ROCm Application for Reporting System Info
Other
35 stars 32 forks source link

Update rocm_agent_enumerator to better handle numerous parallel usages #47

Open jlgreathouse opened 3 years ago

jlgreathouse commented 3 years ago

rocm_agent_enumerator currently calls rocminfo to find what gfx architectures are available on the current system. This is used by, for instance, compilers that want to query what to natively build for if they are not provided with a gfxarch target.

However, rocminfo is a very heavyweight method of getting the gfxarch. It queries a large amount of HSA topology information, and opens up /dev/kfd for various querying purposes. This can make builds slow, as each large, slow query to simply get the gfxarch takes a long time.

In addition, it's possible to do a large number of parallel builds (e.g. make -j, even when targeting the number of processors on large server systems). /dev/kfd has a limited number of concurrent users, meaning that it can quickly exhaust its resources. This can lead to incorrect compilations, because no gfxarch would be returned from rocminfo.

rocm_agent_enumerator is supposed to have a fallback path when rocminfo finds no GPUs. It uses lspci to find AMD GPU device numbers, then looks them up to a hard-coded table. However, this table is woefully out of date, and the call to lspci is broken anyway. So rocm_agent_enumerator would simply fail to return a gfxarch is rocminfo failed to return that gfxarch.

This patchset:

  1. Fixes the woefully out-of-date PCI ID table. It also fixes the call to lspci so that it actually works.
  2. Adds lspci to the dependency list so that we don't end up shipping Docker containers that don't include proper tools.
  3. Switches the order of device queries so that we call the lower-weight lspci first, and only fall back to the heavyweight rocminfo is our PCI ID list falls out of date.
fxkamd commented 3 years ago

On the most recent kernels we expose the Target version in the sysfs topology to eliminate the lookup in user mode. rocm_agent_enumerator could use that as the first choice when it's available. Look for gfx_target_version in /sys/class/kfd/kfd/topology/nodes/*/properties.

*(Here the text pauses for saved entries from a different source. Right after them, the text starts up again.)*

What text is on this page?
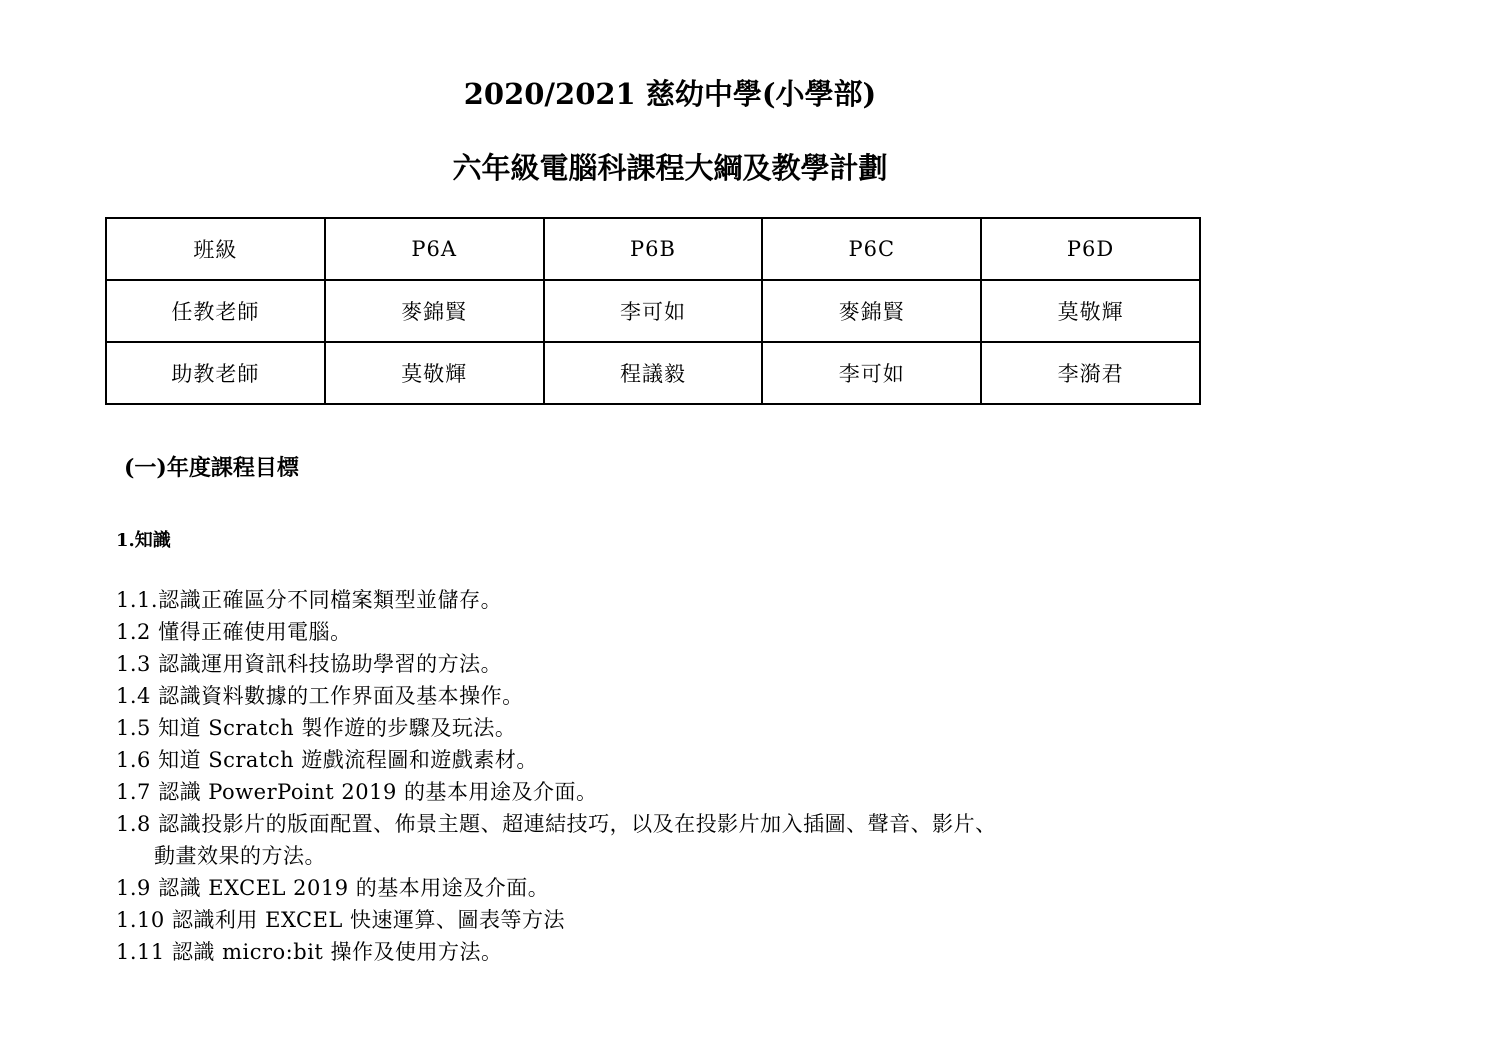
2020/2021 慈幼中學(小學部)
六年級電腦科課程大綱及教學計劃
班級	P6A	P6B	P6C	P6D
任教老師	麥錦賢	李可如	麥錦賢	莫敬輝
助教老師	莫敬輝	程議毅	李可如	李漪君
(一)年度課程目標
1.知識
1.1.認識正確區分不同檔案類型並儲存。
1.2 懂得正確使用電腦。
1.3 認識運用資訊科技協助學習的方法。
1.4 認識資料數據的工作界面及基本操作。
1.5 知道 Scratch 製作遊的步驟及玩法。
1.6 知道 Scratch 遊戲流程圖和遊戲素材。
1.7 認識 PowerPoint 2019 的基本用途及介面。
1.8 認識投影片的版面配置、佈景主題、超連結技巧，以及在投影片加入插圖、聲音、影片、
動畫效果的方法。
1.9 認識 EXCEL 2019 的基本用途及介面。
1.10 認識利用 EXCEL 快速運算、圖表等方法
1.11 認識 micro:bit 操作及使用方法。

jlgreathouse commented 3 years ago

On the most recent kernels we expose the Target version in the sysfs topology to eliminate the lookup in user mode. rocm_agent_enumerator could use that as the first choice when it's available. Look for gfx_target_version in /sys/class/kfd/kfd/topology/nodes/*/properties.

Glad you caught this -- I didn't know this had made it into KFD. None of my test systems had it when I wrote the other patches.

I just pushed a further patch to this PR that uses the KFD topology as the primary desired method for finding gfx arch. Fallback to lspci, and then further fallback to rocminfo.